While it has many high-profile supporters, it is actually the worst rule to come into the game since the ‘contact below the knees’ debacle.
The runner rule restricts their ability to enter the field of play after a goal has been scored.
They have a maximum of 40 seconds to run 100 metres, deliver their message and run back to the bench.
Usain Bolt didn’t make it as a soccer player, but he could now get a gig as a runner.
Those who like the new rule believe that coaches have far too much influence on the flow of the game and it means we can now finally ‘let the players play’.
The argument is that the smart players will come to the fore and in the heat of battle bring forth all their tactical nous. This is utter garbage.
Firstly, there are just too many scenarios that occur in a game of football to cover them all at training.
Every coaching team has ‘what if’ meetings that last for hours at the club during the week.
They discuss all the possible scenarios the opposition and the game may throw at you. ‘What happens if X gets injured? What happens if Y gets away from us? Who is next cab off the rank if Z isn’t performing?’
Players get told the major ‘what ifs’ and do actually coach themselves, but they can’t possibly know everything that the coach’s tactics require in the heat of the moment.
Players do not need to be entering a game with all these scenarios running around their heads. That is a recipe for paralysis by analysis. How does this ‘free them up to play’?
Secondly, the AFL brought in the six-six-six rule with the explanation that the fans they had surveyed wanted coaches to be innovative and to coach more.
It was argued the fans enjoyed it when their coach employed tactics that changed the game.
Clearly, having coaches sitting mute in their little box and unable to influence the game is counter productive to what the people want.
And finally, coaches will innovate no matter what. They will surely find other means to get their messages out.
Stand by for a stampede of doctors and physios running out on to the ground, inspecting a player’s thumb and also delivering a message.
This has been happening for 30 years and now it will happen even more.
Are they going to stop a doctor checking on a player? I doubt it. Plus every water boy will now be supplied with an Apple watch to pass on text messages as well as water.
Let’s remember why we have runners in the first place. We play on the largest playing surface in world sport.
A coach can’t yell from one side of the ground to the other, therefore we have runners to aid the coaching process.
Take away the runners and the coaches can no longer influence the game, which is where great coaches earn their stripes.

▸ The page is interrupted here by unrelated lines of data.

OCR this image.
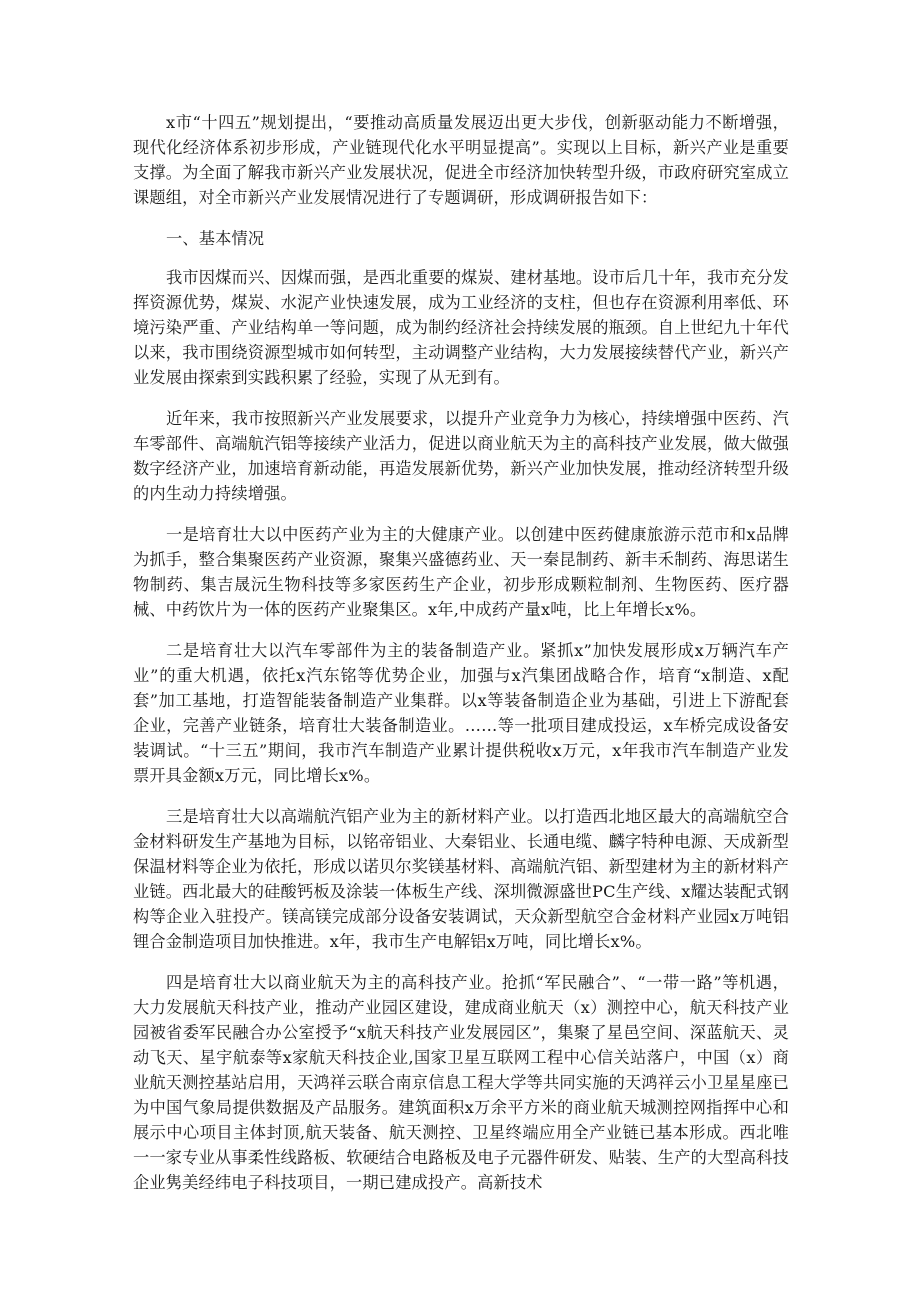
x市“十四五”规划提出，“要推动高质量发展迈出更大步伐，创新驱动能力不断增强，现代化经济体系初步形成，产业链现代化水平明显提高”。实现以上目标，新兴产业是重要支撑。为全面了解我市新兴产业发展状况，促进全市经济加快转型升级，市政府研究室成立课题组，对全市新兴产业发展情况进行了专题调研，形成调研报告如下：

一、基本情况

我市因煤而兴、因煤而强，是西北重要的煤炭、建材基地。设市后几十年，我市充分发挥资源优势，煤炭、水泥产业快速发展，成为工业经济的支柱，但也存在资源利用率低、环境污染严重、产业结构单一等问题，成为制约经济社会持续发展的瓶颈。自上世纪九十年代以来，我市围绕资源型城市如何转型，主动调整产业结构，大力发展接续替代产业，新兴产业发展由探索到实践积累了经验，实现了从无到有。

近年来，我市按照新兴产业发展要求，以提升产业竞争力为核心，持续增强中医药、汽车零部件、高端航汽铝等接续产业活力，促进以商业航天为主的高科技产业发展，做大做强数字经济产业，加速培育新动能，再造发展新优势，新兴产业加快发展，推动经济转型升级的内生动力持续增强。

一是培育壮大以中医药产业为主的大健康产业。以创建中医药健康旅游示范市和x品牌为抓手，整合集聚医药产业资源，聚集兴盛德药业、天一秦昆制药、新丰禾制药、海思诺生物制药、集吉晟沅生物科技等多家医药生产企业，初步形成颗粒制剂、生物医药、医疗器械、中药饮片为一体的医药产业聚集区。x年,中成药产量x吨，比上年增长x%。

二是培育壮大以汽车零部件为主的装备制造产业。紧抓x”加快发展形成x万辆汽车产业”的重大机遇，依托x汽东铭等优势企业，加强与x汽集团战略合作，培育“x制造、x配套”加工基地，打造智能装备制造产业集群。以x等装备制造企业为基础，引进上下游配套企业，完善产业链条，培育壮大装备制造业。……等一批项目建成投运，x车桥完成设备安装调试。“十三五”期间，我市汽车制造产业累计提供税收x万元，x年我市汽车制造产业发票开具金额x万元，同比增长x%。

三是培育壮大以高端航汽铝产业为主的新材料产业。以打造西北地区最大的高端航空合金材料研发生产基地为目标，以铭帝铝业、大秦铝业、长通电缆、麟字特种电源、天成新型保温材料等企业为依托，形成以诺贝尔奖镁基材料、高端航汽铝、新型建材为主的新材料产业链。西北最大的硅酸钙板及涂装一体板生产线、深圳微源盛世PC生产线、x耀达装配式钢构等企业入驻投产。镁高镁完成部分设备安装调试，天众新型航空合金材料产业园x万吨铝锂合金制造项目加快推进。x年，我市生产电解铝x万吨，同比增长x%。

四是培育壮大以商业航天为主的高科技产业。抢抓“军民融合”、“一带一路”等机遇，大力发展航天科技产业，推动产业园区建设，建成商业航天（x）测控中心，航天科技产业园被省委军民融合办公室授予“x航天科技产业发展园区”，集聚了星邑空间、深蓝航天、灵动飞天、星宇航泰等x家航天科技企业,国家卫星互联网工程中心信关站落户，中国（x）商业航天测控基站启用，天鸿祥云联合南京信息工程大学等共同实施的天鸿祥云小卫星星座已为中国气象局提供数据及产品服务。建筑面积x万余平方米的商业航天城测控网指挥中心和展示中心项目主体封顶,航天装备、航天测控、卫星终端应用全产业链已基本形成。西北唯一一家专业从事柔性线路板、软硬结合电路板及电子元器件研发、贴装、生产的大型高科技企业隽美经纬电子科技项目，一期已建成投产。高新技术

Would you tell a basketball coach they had to be completely silent except for during time-outs?
Would you tell Melbourne Victory coach Kevin Muscat he can’t talk or gesture to his players mid game?
Would you tell a cricket captain he can only move the field during a drinks break? It is ridiculous.
Players already know when to go fast and when to maintain possession late in games, that’s easy to institute. They won’t learn how and when to move a centre-half-back to full-forward to create a mismatch, or how to exploit an opposition coach’s move.
The ground is too big, there is too much happening at once, plus we play 18-year-olds with little football wisdom.
There is the potential that this rule even makes it riskier to play them in big games.
Every other coach in world sport is allowed to coach in real time. Ours should not be any different.